Respons alamiah tubuh Mark Lee yang terlalu tenang tidak dapat dia pahami.
Bagaimana pun, mereka sedang mendiskusikan strategi penyerangan. Mark seharusnya merasakan gelenyar rasa takut, cemas, gusar. Dan anehnya, gelenyar itu tidak ada. Dia sama kosongnya seperti saat menginterogasi Sangyi dengan kekejaman yang dia tidak tahu mampu dia lakukan.
Mark memikirkan Aru, mengingat-ingat monster macam apa dia. Iblis yang tampan, dengan sudut-sudut wajah yang lembut.
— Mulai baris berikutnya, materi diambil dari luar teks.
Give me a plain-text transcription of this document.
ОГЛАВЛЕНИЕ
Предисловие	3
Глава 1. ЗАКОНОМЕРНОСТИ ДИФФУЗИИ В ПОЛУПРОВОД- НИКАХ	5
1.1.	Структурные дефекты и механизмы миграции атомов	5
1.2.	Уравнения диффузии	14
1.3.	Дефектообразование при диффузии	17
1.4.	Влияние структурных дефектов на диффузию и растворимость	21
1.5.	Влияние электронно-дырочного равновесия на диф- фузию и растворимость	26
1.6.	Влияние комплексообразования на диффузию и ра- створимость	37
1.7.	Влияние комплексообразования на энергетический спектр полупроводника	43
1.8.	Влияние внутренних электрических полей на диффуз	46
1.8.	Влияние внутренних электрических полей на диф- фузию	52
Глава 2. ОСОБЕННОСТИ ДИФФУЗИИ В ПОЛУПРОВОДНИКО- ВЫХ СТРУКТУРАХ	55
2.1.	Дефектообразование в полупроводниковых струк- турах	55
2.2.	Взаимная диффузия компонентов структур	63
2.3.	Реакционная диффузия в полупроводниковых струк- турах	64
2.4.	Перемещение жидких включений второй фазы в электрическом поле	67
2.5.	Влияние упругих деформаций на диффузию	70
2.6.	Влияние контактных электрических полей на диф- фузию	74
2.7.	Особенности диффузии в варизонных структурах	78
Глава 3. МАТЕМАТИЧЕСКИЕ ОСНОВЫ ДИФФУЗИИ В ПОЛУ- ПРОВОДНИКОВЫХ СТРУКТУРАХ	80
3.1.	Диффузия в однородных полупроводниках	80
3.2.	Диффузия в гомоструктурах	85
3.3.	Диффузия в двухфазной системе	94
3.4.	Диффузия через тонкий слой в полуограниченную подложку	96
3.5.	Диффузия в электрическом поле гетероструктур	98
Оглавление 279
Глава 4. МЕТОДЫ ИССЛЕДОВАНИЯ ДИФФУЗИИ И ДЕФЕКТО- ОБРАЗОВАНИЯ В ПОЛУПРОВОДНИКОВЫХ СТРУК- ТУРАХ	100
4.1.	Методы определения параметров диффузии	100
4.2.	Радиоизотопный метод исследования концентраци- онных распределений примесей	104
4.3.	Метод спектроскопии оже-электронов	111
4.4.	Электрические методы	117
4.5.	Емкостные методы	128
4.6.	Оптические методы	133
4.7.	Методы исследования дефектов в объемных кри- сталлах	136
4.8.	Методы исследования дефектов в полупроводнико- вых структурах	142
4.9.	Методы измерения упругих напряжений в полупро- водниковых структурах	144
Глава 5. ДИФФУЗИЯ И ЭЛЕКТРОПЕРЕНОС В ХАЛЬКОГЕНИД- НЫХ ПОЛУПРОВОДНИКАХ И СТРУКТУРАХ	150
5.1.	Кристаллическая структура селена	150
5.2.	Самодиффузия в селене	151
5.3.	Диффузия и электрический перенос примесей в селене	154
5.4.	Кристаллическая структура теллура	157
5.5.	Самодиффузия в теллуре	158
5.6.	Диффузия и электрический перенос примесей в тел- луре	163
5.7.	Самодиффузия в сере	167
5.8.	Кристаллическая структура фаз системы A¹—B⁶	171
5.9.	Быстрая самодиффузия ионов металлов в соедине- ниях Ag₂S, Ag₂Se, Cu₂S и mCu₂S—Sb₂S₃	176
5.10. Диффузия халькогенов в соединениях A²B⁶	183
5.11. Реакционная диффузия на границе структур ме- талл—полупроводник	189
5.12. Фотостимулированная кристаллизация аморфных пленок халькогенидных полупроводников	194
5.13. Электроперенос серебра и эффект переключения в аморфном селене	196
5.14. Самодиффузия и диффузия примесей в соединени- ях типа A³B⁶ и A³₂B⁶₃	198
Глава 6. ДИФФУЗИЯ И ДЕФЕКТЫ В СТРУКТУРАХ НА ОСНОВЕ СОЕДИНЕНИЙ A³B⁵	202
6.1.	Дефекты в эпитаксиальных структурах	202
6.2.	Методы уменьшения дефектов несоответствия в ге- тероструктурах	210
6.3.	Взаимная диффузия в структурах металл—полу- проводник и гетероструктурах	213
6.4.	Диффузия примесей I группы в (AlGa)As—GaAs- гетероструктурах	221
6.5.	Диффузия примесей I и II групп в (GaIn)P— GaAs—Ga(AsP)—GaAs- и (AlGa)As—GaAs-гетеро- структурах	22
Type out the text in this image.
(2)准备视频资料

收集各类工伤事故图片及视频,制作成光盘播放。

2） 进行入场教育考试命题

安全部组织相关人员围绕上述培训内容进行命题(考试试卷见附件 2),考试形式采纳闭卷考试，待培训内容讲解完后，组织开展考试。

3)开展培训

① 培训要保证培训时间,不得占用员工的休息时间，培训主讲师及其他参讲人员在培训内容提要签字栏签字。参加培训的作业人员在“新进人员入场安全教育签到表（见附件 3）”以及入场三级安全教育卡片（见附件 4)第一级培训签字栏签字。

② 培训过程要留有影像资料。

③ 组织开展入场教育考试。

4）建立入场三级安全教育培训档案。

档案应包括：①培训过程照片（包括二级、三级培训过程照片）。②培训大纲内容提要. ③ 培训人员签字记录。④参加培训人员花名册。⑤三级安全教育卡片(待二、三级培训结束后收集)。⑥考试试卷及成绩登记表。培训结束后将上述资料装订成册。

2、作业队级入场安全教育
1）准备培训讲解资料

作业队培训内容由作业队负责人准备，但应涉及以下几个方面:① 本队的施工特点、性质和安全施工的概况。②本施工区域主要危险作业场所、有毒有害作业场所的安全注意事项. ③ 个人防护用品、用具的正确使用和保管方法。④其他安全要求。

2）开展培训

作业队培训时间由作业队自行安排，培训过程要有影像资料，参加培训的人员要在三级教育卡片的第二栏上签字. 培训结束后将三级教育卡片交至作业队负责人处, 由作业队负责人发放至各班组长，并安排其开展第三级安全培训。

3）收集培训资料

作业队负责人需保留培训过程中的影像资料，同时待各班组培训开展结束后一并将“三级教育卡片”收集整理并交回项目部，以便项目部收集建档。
Pakaian bersih bebas noda. Mulut yang terbuka, tertawa. Aru bahkan tertawa setelah mengeksekusi seseorang. Aru menikmatinya. Namun, tawa itu tidak bisa lagi mempengaruhi Mark sekarang. Barangkali bukan hanya Jisung yang berubah.
Mark mendapati dirinya bersemangat menanti Jeno membeberkan informasinya.
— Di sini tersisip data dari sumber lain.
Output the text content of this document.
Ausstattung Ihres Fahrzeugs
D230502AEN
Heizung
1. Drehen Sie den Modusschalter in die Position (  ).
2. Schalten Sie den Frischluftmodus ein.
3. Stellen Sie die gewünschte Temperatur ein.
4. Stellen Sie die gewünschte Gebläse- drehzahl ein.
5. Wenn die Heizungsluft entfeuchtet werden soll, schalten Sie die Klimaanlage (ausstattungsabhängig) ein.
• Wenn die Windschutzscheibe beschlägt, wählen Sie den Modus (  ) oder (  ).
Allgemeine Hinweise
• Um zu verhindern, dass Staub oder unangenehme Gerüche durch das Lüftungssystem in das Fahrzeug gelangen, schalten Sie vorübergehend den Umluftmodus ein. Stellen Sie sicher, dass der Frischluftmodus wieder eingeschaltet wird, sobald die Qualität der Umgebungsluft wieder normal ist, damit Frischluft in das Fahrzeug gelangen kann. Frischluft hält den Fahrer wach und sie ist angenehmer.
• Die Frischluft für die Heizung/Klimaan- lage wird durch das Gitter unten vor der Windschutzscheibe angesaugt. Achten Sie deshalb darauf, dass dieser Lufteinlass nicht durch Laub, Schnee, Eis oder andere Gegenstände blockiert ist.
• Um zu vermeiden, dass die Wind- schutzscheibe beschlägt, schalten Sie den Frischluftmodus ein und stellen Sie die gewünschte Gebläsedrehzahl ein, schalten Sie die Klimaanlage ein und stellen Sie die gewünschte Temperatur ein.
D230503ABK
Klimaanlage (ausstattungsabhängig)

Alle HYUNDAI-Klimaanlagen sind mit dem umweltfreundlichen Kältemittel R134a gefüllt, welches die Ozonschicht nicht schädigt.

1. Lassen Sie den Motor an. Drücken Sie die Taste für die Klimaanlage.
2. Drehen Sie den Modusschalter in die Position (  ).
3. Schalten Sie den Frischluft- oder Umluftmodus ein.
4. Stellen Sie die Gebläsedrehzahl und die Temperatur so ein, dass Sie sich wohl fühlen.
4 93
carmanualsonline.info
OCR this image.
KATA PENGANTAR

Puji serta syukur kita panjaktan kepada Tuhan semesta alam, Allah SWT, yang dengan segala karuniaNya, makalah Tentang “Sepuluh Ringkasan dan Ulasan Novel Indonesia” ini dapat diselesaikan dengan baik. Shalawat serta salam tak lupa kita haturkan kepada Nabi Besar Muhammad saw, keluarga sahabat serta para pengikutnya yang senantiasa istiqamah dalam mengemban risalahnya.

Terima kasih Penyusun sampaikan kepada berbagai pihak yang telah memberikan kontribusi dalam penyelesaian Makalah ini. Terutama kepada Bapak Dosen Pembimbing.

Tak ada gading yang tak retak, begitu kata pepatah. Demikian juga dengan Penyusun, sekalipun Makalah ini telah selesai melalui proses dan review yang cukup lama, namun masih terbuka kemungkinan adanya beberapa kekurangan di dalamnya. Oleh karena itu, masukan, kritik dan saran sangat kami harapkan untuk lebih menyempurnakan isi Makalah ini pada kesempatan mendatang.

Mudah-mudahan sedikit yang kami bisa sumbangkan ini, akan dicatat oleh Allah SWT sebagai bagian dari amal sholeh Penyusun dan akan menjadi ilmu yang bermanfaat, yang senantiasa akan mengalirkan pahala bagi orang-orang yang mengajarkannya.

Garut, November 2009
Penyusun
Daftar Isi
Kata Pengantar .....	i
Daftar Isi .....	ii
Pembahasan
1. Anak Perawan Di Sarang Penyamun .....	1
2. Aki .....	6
Mata Jeno masih fokus ke jalanan, mengemudi dengan lancar menuju rumah. "Zeny punya dua tempat parkir."
"Dua一apa maksudmu?"
"Perhatiin tata letak bangunannya, Mark-hyung. Zeny berbatasan langsung sama jalan raya, dan tempat itu nggak cuma dikunjungi anak SMA. Pertama kali Renjun ngajak aku ke situ, aku nggak kebagian tempat parkir karena tempat parkir utama penuh sama mahasiswa yang juga naik mobil."
"Ternyata ada tempat parkir kedua?"
"Ya, aku diminta naruh mobil di bagian belakang bangunan. Itu ruang baru, mereka jelas nggak bisa memperluas ke depan. Tahu kan, futsal normalnya dimainin 10 orang? Bayangin setiap orang bawa mobil. Mau nggak mau pihak pengelola harus bikin perubahan."
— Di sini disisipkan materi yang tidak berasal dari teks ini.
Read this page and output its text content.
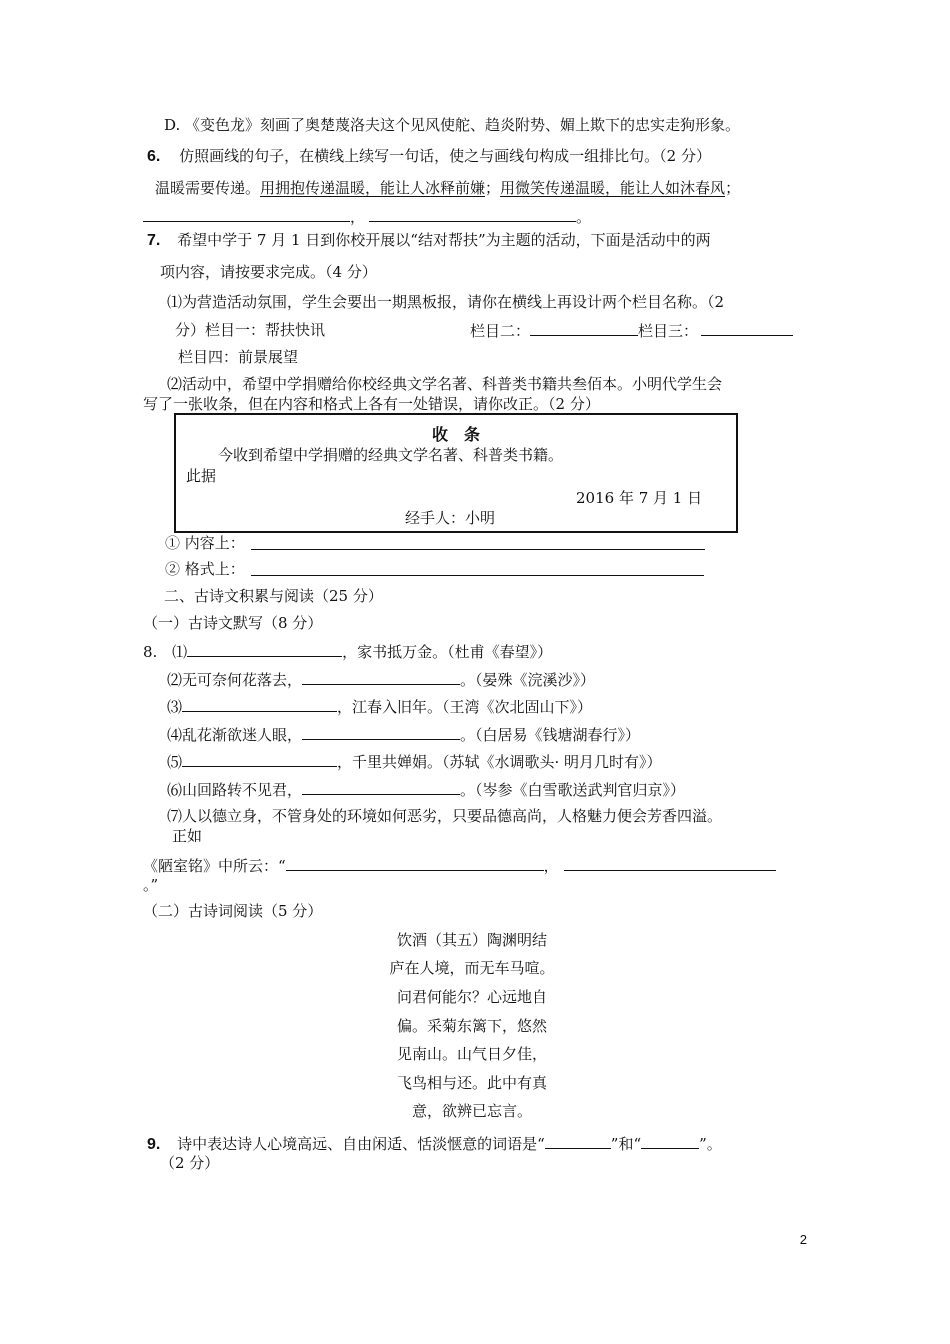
D. 《变色龙》刻画了奥楚蔑洛夫这个见风使舵、趋炎附势、媚上欺下的忠实走狗形象。
6. 仿照画线的句子，在横线上续写一句话，使之与画线句构成一组排比句。（2 分）
温暖需要传递。用拥抱传递温暖，能让人冰释前嫌；用微笑传递温暖，能让人如沐春风；
，	。
7. 希望中学于 7 月 1 日到你校开展以“结对帮扶”为主题的活动，下面是活动中的两
项内容，请按要求完成。（4 分）
⑴为营造活动氛围，学生会要出一期黑板报，请你在横线上再设计两个栏目名称。（2
分）栏目一：帮扶快讯	栏目二：	栏目三：
栏目四：前景展望
⑵活动中，希望中学捐赠给你校经典文学名著、科普类书籍共叁佰本。小明代学生会
写了一张收条，但在内容和格式上各有一处错误，请你改正。（2 分）
收　条
今收到希望中学捐赠的经典文学名著、科普类书籍。
此据
2016 年 7 月 1 日
经手人：小明
① 内容上：
② 格式上：
二、古诗文积累与阅读（25 分）
（一）古诗文默写（8 分）
8. ⑴	，家书抵万金。（杜甫《春望》）
⑵无可奈何花落去，	。（晏殊《浣溪沙》）
⑶	，江春入旧年。（王湾《次北固山下》）
⑷乱花渐欲迷人眼，	。（白居易《钱塘湖春行》）
⑸	，千里共婵娟。（苏轼《水调歌头· 明月几时有》）
⑹山回路转不见君，	。（岑参《白雪歌送武判官归京》）
⑺人以德立身，不管身处的环境如何恶劣，只要品德高尚，人格魅力便会芳香四溢。
正如
《陋室铭》中所云：“	，
。”
（二）古诗词阅读（5 分）
饮酒（其五）陶渊明结
庐在人境，而无车马喧。
问君何能尔？心远地自
偏。采菊东篱下，悠然
见南山。山气日夕佳，
飞鸟相与还。此中有真
意，欲辨已忘言。
9. 诗中表达诗人心境高远、自由闲适、恬淡惬意的词语是“	”和“	”。
（2 分）
2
Buta terhadap segala hal mengenai arsitektur, Mark menutup mata mencoba membangkitkan imajinasinya. "Deskripsiin tempat parkir itu. Yang kedua."
"Tempatnya besar. Bentuknya persegi. Tiga sisinya diapit tembok yang tingginya ... Mungkin sama kayak gerbang sekolah kita. Aku inget tanganku nggak nyampek ke ujung tembok itu. Teksturnya halus, warnanya putih. Itu membantu?"
"Ada pintu atau jendela terdekat dari tembok itu?"
"Pintu karyawan, tapi beberapa pengunjung kadang lewat pintu itu ketimbang repot-repot muterin bangunan buat jemput mobil mereka."
"Jadi tempat parkir kedua lumayan sepi? Kalau aku manjat tembok itu, orang-orang di dalem nggak akan sadar kecuali mereka kebetulan buka pintu karyawan?"
Kebimbangan menerpa Jeno. "Agak ... sulit. Temboknya bener-bener halus. Mesti ada tali atau orang yang mau minjemin bahu mereka."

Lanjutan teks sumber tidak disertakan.